= Patti Duncan =

American academic and author

Patti Duncan is an American academic and author, and a Professor of Women, Gender, and Sexuality Studies at Oregon State University.

Duncan's main focus is "transnational feminisms, women of color feminisms, feminist media studies, feminist motherhood studies, queer studies, and critical mixed race studies".

== Education ==
Duncan completed her bachelor of arts degree at Vassar College and both her Master of Arts and PhD in Women's Studies at Emory University.

== Teaching career ==
While at Emory, she worked as a graduate instructor and eventually a visiting assistant professor at the Institute for Women's Studies within Emory. After graduating, she worked as a visiting researcher in Seoul, South Korea at Ewha Woman's University. Duncan led a travel seminar on gender, migration, and globalization to Mexico in 2007 and in 2008 she taught for the Semester at Sea program in the Caribbean and Southeast Asia.

In 2008, Duncan became an associate professor at Oregon State University. She was the co-leader of a seminar on women, gender, and feminist activism to India in 2014, and taught a seminar on gender and sexuality in Greece in 2015.

== Published works ==
In 2004, Duncan wrote Tell This Silence: Asian American Women Writers and the Politics of Speech, which focuses on the multitude of meanings and silences in Asian American women's writings that support her theory that American feminism must recognize how Asian American women have resisted oppression in their lives.

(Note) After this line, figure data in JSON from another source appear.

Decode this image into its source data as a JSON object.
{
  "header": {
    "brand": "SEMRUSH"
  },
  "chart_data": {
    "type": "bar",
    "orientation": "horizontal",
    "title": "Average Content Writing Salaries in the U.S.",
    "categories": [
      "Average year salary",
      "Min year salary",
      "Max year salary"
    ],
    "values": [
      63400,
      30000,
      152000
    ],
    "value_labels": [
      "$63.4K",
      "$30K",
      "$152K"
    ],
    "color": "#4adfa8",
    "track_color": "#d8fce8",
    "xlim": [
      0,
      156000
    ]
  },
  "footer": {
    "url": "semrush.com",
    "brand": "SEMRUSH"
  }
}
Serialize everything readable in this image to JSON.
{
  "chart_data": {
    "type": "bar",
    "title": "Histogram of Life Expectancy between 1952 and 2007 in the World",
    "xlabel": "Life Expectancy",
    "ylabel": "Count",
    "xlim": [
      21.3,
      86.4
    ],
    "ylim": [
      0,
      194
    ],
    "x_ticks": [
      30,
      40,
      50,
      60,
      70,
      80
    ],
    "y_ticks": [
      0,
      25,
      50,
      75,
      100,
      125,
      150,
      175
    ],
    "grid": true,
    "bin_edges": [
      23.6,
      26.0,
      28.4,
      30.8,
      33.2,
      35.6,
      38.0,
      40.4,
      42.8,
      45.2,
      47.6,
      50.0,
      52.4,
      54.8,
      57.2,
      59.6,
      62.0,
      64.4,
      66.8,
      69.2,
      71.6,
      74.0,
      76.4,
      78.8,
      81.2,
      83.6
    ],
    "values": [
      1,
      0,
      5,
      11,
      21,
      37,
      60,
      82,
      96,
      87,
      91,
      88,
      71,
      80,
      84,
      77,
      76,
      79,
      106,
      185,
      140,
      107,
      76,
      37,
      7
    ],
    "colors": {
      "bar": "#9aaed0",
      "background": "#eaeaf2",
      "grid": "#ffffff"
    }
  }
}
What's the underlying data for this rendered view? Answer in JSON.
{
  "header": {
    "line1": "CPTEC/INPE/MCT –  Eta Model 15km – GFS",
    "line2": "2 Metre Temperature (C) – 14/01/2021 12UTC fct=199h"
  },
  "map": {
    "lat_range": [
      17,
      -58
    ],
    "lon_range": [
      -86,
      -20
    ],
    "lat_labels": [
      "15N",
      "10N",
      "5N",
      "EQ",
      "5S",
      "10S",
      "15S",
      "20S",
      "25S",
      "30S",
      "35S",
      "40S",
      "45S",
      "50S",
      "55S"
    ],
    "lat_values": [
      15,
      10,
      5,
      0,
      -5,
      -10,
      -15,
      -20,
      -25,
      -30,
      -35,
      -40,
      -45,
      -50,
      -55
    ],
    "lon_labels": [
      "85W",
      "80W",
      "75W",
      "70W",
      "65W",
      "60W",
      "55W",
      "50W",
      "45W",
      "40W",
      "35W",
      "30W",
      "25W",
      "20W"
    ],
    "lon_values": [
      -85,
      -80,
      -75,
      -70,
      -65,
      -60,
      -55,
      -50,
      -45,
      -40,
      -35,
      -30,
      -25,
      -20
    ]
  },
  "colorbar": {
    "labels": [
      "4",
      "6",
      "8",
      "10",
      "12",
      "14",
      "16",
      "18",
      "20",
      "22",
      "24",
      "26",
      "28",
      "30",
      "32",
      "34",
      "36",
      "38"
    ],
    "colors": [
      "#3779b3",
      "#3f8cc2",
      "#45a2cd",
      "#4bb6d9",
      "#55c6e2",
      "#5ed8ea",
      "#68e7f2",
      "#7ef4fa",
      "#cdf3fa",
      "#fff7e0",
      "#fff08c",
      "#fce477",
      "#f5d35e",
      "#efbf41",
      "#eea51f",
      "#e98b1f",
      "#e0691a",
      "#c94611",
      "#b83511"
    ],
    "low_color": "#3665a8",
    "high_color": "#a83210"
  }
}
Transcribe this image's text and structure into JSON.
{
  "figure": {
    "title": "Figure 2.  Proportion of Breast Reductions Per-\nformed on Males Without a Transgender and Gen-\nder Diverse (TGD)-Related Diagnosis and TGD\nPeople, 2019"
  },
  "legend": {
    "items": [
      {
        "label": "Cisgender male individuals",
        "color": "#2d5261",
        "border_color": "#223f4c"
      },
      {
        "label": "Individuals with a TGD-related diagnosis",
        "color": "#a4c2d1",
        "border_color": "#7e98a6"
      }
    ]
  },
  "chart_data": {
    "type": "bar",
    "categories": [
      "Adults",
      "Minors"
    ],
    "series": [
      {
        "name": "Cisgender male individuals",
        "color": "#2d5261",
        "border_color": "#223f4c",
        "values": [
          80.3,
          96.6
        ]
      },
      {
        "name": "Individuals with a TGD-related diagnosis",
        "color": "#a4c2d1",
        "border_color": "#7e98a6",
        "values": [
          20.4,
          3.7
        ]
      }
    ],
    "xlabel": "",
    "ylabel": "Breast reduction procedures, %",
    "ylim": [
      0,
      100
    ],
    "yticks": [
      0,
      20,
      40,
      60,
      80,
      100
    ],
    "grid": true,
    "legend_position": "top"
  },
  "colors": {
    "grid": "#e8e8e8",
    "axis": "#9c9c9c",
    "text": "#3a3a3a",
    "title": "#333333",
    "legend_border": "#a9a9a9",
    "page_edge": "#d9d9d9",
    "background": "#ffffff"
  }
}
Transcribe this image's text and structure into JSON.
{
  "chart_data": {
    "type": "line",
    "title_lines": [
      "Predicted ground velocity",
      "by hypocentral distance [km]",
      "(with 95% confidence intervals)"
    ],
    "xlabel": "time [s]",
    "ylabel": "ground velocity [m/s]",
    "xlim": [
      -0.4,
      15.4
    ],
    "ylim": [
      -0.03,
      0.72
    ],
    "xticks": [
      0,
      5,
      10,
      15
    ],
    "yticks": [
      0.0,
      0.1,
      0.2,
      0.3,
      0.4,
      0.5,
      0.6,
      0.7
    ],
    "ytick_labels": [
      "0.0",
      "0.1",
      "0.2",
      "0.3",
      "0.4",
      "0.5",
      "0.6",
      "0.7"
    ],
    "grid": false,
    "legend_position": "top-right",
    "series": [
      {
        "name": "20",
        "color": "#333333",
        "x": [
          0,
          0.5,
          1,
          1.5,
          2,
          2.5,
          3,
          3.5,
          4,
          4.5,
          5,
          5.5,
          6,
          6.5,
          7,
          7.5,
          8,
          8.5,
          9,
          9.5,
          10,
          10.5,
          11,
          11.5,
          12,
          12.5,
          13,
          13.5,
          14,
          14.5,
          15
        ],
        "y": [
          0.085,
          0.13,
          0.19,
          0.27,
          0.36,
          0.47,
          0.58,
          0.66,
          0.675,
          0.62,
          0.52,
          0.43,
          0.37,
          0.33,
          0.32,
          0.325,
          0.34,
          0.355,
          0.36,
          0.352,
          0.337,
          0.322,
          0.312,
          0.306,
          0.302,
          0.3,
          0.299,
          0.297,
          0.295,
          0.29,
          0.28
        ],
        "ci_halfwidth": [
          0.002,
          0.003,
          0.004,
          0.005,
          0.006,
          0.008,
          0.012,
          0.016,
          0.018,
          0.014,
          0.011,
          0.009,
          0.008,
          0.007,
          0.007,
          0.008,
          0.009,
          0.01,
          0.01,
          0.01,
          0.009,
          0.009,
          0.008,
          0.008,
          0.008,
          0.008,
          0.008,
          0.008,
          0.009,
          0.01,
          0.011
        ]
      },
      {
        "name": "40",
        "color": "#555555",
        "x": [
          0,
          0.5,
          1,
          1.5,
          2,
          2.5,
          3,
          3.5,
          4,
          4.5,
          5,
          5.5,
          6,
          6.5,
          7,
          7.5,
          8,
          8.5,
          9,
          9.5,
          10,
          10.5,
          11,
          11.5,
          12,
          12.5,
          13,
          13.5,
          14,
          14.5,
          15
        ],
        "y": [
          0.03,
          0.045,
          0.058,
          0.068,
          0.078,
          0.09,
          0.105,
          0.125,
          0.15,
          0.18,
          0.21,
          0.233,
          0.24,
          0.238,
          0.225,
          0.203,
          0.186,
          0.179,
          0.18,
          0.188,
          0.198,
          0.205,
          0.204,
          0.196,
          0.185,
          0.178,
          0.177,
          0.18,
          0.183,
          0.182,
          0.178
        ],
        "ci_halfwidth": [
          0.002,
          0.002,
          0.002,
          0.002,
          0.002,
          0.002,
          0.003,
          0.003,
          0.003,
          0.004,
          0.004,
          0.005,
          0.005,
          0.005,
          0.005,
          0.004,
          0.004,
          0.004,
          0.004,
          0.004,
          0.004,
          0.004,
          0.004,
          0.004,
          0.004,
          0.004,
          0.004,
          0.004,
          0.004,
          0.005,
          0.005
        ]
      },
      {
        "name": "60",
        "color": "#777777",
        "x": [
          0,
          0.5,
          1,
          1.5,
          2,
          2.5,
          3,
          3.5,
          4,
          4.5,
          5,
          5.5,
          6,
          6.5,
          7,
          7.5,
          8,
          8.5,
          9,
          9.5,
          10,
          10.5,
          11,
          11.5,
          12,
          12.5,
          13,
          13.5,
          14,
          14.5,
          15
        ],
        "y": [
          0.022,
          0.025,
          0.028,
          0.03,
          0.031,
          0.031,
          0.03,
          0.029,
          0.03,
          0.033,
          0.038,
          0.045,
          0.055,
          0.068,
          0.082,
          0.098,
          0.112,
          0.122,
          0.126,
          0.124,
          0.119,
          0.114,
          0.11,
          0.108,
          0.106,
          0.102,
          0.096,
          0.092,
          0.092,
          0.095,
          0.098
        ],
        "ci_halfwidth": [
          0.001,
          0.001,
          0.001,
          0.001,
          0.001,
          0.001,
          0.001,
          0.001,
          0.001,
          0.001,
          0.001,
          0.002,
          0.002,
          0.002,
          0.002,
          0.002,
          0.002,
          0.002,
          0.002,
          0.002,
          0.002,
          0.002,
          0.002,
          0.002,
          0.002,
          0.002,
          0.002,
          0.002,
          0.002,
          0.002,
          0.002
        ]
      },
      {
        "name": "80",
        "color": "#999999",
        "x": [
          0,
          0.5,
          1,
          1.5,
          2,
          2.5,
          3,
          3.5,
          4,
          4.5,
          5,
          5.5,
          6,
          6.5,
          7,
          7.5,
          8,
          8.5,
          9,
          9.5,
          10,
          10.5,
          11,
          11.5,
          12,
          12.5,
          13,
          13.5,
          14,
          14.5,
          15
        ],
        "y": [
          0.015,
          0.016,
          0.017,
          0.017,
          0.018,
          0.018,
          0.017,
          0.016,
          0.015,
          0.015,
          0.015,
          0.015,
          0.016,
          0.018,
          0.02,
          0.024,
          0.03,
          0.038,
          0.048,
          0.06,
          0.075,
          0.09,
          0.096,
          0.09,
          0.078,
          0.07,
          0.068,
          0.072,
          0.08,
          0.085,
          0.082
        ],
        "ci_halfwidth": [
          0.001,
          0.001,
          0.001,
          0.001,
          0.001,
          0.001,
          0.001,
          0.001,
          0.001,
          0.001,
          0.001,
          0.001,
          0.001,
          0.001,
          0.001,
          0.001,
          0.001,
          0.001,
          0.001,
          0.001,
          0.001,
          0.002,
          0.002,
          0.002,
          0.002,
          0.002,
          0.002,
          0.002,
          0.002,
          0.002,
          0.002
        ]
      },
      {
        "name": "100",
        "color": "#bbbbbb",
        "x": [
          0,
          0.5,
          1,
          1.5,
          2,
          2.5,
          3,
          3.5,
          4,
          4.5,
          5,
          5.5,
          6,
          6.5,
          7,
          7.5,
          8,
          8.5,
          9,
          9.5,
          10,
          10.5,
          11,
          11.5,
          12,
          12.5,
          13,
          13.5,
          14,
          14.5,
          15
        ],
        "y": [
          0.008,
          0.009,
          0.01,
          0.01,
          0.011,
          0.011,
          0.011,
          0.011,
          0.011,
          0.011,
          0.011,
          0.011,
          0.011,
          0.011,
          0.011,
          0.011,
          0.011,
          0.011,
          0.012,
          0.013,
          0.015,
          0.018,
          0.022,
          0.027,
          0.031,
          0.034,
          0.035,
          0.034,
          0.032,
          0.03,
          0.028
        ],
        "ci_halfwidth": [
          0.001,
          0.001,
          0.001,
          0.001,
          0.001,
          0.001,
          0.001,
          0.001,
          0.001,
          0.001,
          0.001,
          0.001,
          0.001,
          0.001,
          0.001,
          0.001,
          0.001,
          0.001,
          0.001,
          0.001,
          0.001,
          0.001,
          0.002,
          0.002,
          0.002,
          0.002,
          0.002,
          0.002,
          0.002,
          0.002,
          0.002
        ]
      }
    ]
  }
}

In 2009, Duncan co-produced Finding Face, a documentary that follows Tat Marina, who was attacked with acid in Cambodia because of her gender.

In 2014, Duncan co-edited Mothering in East Asian Communities: Politics and Practices, which brings together many authors from different backgrounds to investigate experiences of East Asian motherhood in the US and Canada. In 2018, she co-edited Women's Lives Around the World: A Global Encyclopedia, which analyzes transnational and postcolonial issues that hinder the success of women and girls globally.

In 2016, Duncan became the editor of Feminist Formations, a peer-reviewed journal that publishes research on social justice, race, gender, and feminism.